In June, when he entered Russian politics, Prokhorov gave up his top position at the ONEXIM Group.
Amongst his numerous business, financial, and charitable undertakings, one of the most popular is the Cultural Initiatives Foundation, founded in 2004 as part of the Mikhail Prokhorov Foundation. It has worked to modernize and stimulate the cultural and intellectual environment in the Krasnoyarsk region of Siberia.
The Foundation is headed by Prokhorov’s elder sister, Irina, the editor-in-chief of the prominent Russian publishing house “Novoye Literaturnoye Obozreniye.”
Mikhail Prokhorov strongly believes in giving back to the community. His philanthropic endeavors focus on culture and sports — two of his great passions.
Rumors have been circulating in Moscow media reports that Russian businessman Alisher Usmanov has been holding talks with Prokhorov on the possible sale of his Kommersant publishing house to Prokhorov.

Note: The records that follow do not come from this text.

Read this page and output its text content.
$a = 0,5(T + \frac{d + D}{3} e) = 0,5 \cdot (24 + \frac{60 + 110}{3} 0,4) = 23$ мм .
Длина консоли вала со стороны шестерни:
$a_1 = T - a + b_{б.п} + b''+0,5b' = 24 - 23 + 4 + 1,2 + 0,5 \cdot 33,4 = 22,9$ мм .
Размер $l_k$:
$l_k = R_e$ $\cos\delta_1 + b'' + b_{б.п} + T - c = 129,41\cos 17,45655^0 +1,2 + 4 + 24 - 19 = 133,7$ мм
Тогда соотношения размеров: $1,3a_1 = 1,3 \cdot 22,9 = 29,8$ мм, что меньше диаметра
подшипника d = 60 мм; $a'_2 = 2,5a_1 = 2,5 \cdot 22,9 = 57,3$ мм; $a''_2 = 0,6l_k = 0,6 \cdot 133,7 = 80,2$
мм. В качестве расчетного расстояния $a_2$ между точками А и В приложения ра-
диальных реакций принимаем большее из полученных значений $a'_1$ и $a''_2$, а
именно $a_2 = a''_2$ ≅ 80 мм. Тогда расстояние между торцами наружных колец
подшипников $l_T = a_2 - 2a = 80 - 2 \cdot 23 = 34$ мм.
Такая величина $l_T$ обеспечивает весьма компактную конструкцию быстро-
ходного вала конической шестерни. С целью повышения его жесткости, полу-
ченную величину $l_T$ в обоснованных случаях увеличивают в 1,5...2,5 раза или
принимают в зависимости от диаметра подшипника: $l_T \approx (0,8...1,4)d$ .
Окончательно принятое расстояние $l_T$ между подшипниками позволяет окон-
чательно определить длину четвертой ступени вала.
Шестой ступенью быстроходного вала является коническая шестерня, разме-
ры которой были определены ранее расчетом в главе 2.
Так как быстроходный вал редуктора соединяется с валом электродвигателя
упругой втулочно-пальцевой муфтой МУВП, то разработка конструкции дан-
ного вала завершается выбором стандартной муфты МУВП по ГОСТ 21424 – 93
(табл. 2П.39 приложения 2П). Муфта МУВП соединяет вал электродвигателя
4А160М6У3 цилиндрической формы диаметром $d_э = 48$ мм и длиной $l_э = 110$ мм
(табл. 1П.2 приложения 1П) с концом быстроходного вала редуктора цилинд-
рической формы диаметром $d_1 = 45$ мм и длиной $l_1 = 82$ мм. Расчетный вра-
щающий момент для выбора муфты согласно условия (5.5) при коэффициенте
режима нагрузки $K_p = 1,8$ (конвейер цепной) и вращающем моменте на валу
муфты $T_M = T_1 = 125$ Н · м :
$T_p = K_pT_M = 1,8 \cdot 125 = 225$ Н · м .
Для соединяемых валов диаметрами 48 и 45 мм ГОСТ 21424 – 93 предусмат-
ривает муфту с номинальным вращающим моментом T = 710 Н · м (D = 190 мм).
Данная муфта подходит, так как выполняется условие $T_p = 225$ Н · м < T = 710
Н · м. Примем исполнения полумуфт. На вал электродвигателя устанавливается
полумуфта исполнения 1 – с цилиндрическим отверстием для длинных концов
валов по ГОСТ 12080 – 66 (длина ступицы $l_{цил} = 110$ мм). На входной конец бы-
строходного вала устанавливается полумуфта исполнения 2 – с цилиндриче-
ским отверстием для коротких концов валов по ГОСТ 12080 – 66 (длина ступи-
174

Meanwhile, Prokhorov’s representative said on Dec. 14 that Prokhorov is definitely interested in the purchase of the publishing house, and that this move is not linked with his decision to run in Russia’s upcoming presidential election.
Prokhorov also could consider an idea of Usmanov to merge their media assets — Kommersant and media holding RBC — Prokhorov’s representative said. He declined to disclose any price details of the yet-to-be-made offer to buy Kommersant. However, the offer could concern the estimation of both media assets, he added.